The interaction of electrons with matter is the foundation for scanning electron microscope production. Secondary electrons, Auger electrons, characteristic X-rays and continuum X-rays, backscattered electrons, transmitted electrons, and electromagnetic radiation in the visible, ultraviolet, and infrared ranges are all produced when a beam of high-energy incident electrons bombards the surface of matter. Lattice vibrations (phonons), electron oscillations (plasmas), and electron-hole pairs can all be produced at the same time. In theory, several physical and chemical characteristics of the sample itself, including its shape, composition, crystal structure, electronic structure, and internal electric or magnetic fields, can be determined by exploiting the interaction between electrons and matter.
In order to create an electron beam with a specific energy, intensity, and spot diameter on the sample's surface, the electron cannon emits an electron beam with energy up to 30 keV, which is then reduced and focussed by the converging lens and the objective lens.

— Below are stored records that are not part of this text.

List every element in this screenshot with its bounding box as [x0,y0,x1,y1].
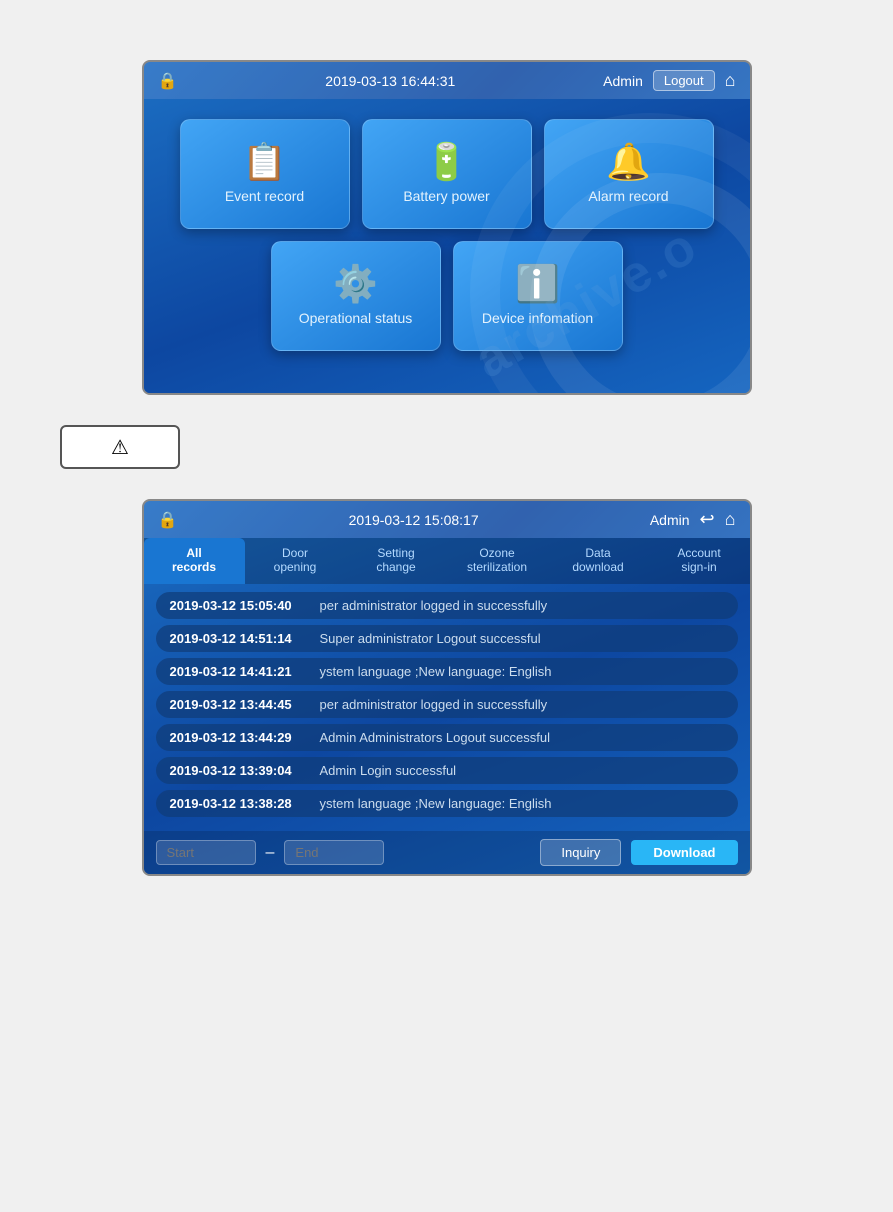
table-row: 2019-03-12 15:05:40 per administrator lo… [156,592,738,619]
card-operational-status[interactable]: ⚙️ Operational status [271,241,441,351]
table-row: 2019-03-12 14:41:21 ystem language ;New … [156,658,738,685]
screen2-datetime: 2019-03-12 15:08:17 [177,512,649,528]
tab-data-download[interactable]: Datadownload [548,538,649,584]
card-device-information[interactable]: ℹ️ Device infomation [453,241,623,351]
record-desc: per administrator logged in successfully [320,598,548,613]
warning-box: ⚠ [60,425,180,469]
start-date-input[interactable] [156,840,256,865]
record-time: 2019-03-12 13:44:29 [170,730,310,745]
screen2: 🔒 2019-03-12 15:08:17 Admin ↩ ⌂ Allrecor… [142,499,752,876]
table-row: 2019-03-12 14:51:14 Super administrator … [156,625,738,652]
screen2-header: 🔒 2019-03-12 15:08:17 Admin ↩ ⌂ [144,501,750,538]
home-icon[interactable]: ⌂ [725,70,736,91]
screen1: 🔒 2019-03-13 16:44:31 Admin Logout ⌂ 📋 E… [142,60,752,395]
lock-icon: 🔒 [158,71,178,91]
dash-separator: – [266,844,275,862]
screen1-body: 📋 Event record 🔋 Battery power 🔔 Alarm r… [144,99,750,393]
menu-row-1: 📋 Event record 🔋 Battery power 🔔 Alarm r… [164,119,730,229]
download-button[interactable]: Download [631,840,737,865]
end-date-input[interactable] [284,840,384,865]
card-operational-status-label: Operational status [299,310,413,326]
table-row: 2019-03-12 13:44:45 per administrator lo… [156,691,738,718]
screen2-header-right: Admin ↩ ⌂ [650,509,736,530]
operational-status-icon: ⚙️ [333,266,378,302]
record-time: 2019-03-12 14:41:21 [170,664,310,679]
card-alarm-record[interactable]: 🔔 Alarm record [544,119,714,229]
card-battery-power-label: Battery power [403,188,489,204]
screen1-datetime: 2019-03-13 16:44:31 [177,73,603,89]
logout-button[interactable]: Logout [653,70,715,91]
screen2-lock-icon: 🔒 [158,510,178,530]
screen1-header: 🔒 2019-03-13 16:44:31 Admin Logout ⌂ [144,62,750,99]
battery-power-icon: 🔋 [424,144,469,180]
record-time: 2019-03-12 13:44:45 [170,697,310,712]
screen2-user: Admin [650,512,690,528]
record-time: 2019-03-12 13:38:28 [170,796,310,811]
card-alarm-record-label: Alarm record [588,188,668,204]
card-battery-power[interactable]: 🔋 Battery power [362,119,532,229]
tab-door-opening[interactable]: Dooropening [245,538,346,584]
tab-all-records[interactable]: Allrecords [144,538,245,584]
event-record-icon: 📋 [242,144,287,180]
tab-bar: Allrecords Dooropening Settingchange Ozo… [144,538,750,584]
screen1-user: Admin [603,73,643,89]
record-desc: ystem language ;New language: English [320,664,552,679]
screen1-header-right: Admin Logout ⌂ [603,70,735,91]
card-event-record-label: Event record [225,188,304,204]
bottom-bar: – Inquiry Download [144,831,750,874]
screen2-body: Allrecords Dooropening Settingchange Ozo… [144,538,750,874]
record-desc: per administrator logged in successfully [320,697,548,712]
device-information-icon: ℹ️ [515,266,560,302]
menu-row-2: ⚙️ Operational status ℹ️ Device infomati… [164,241,730,351]
inquiry-button[interactable]: Inquiry [540,839,621,866]
record-desc: Admin Login successful [320,763,457,778]
record-desc: Super administrator Logout successful [320,631,541,646]
table-row: 2019-03-12 13:38:28 ystem language ;New … [156,790,738,817]
card-event-record[interactable]: 📋 Event record [180,119,350,229]
warning-icon: ⚠ [111,435,129,460]
record-time: 2019-03-12 14:51:14 [170,631,310,646]
records-list: 2019-03-12 15:05:40 per administrator lo… [144,584,750,831]
record-desc: ystem language ;New language: English [320,796,552,811]
table-row: 2019-03-12 13:39:04 Admin Login successf… [156,757,738,784]
screen2-home-icon[interactable]: ⌂ [725,509,736,530]
record-time: 2019-03-12 13:39:04 [170,763,310,778]
tab-setting-change[interactable]: Settingchange [346,538,447,584]
record-desc: Admin Administrators Logout successful [320,730,551,745]
card-device-information-label: Device infomation [482,310,593,326]
table-row: 2019-03-12 13:44:29 Admin Administrators… [156,724,738,751]
record-time: 2019-03-12 15:05:40 [170,598,310,613]
alarm-record-icon: 🔔 [606,144,651,180]
back-icon[interactable]: ↩ [700,509,715,530]
tab-account-sign-in[interactable]: Accountsign-in [649,538,750,584]
tab-ozone-sterilization[interactable]: Ozonesterilization [447,538,548,584]
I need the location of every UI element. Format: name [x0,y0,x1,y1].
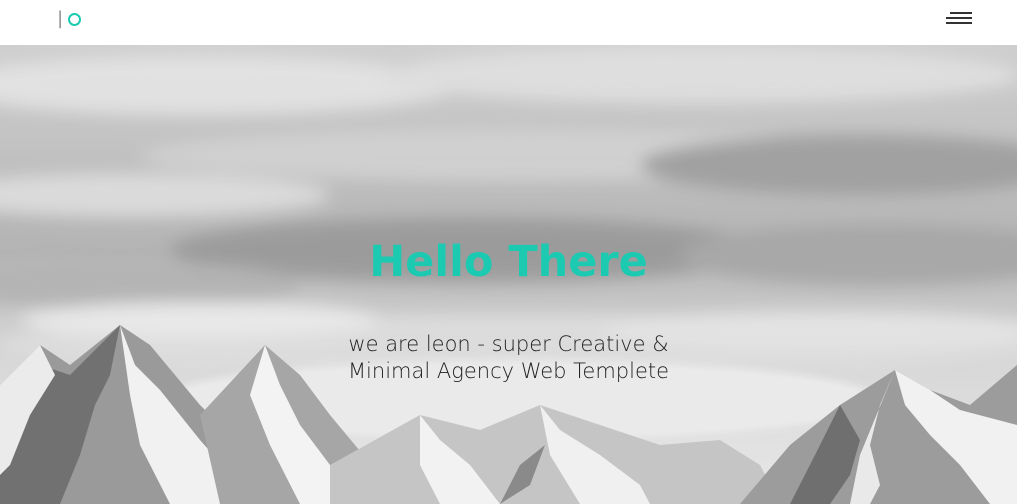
hero-section: Hello There we are leon - super Creative… [0,45,1017,504]
logo-bar-glyph: | [57,8,64,29]
hero-subtitle-line1: we are leon - super Creative & [348,332,669,356]
hero-subtitle: we are leon - super Creative & Minimal A… [0,331,1017,385]
site-header: | [0,0,1017,45]
menu-line [946,17,972,19]
hamburger-menu-icon[interactable] [944,11,972,27]
menu-line [950,12,972,14]
hero-title: Hello There [369,237,648,287]
hero-subtitle-line2: Minimal Agency Web Templete [347,359,670,383]
site-logo[interactable]: | [57,8,82,29]
circle-icon [68,12,82,26]
menu-line [946,22,972,24]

The incident electron beam will raster point by point scan the sample's surface under the influence of the scanning coil's magnetic field in a specific amount of time and space. Secondary electrons are excited from the sample electronic as a result of the incident electron's contact with the sample's surface. The secondary electron collector's function allows it to capture secondary electrons that are emitted in all directions.
and then propelled by the accelerating electrode to the scintillator for conversion into an optical signal, before traveling down the light pipe to the photomultiplier tube to undergo another conversion of the optical signal. to transmit electrical signals. The video amplifier amplifies this electrical signal, which is then supplied to the grid of the picture tube to regulate its brightness and display the secondary electron image reflecting the sample's surface fluctuation on the fluorescent screen.
The imaging process used in TEM imaging, which uses magnetic lens imaging and is finished all at once, is entirely different.
The electron optical system, scanning system, signal detection system, display system, power supply, and vacuum system make up the majority of the scanning electron microscope. The graphic displays a schematic representation of its construction. In adhesive testing, scanning electron microscopy is most frequently utilized.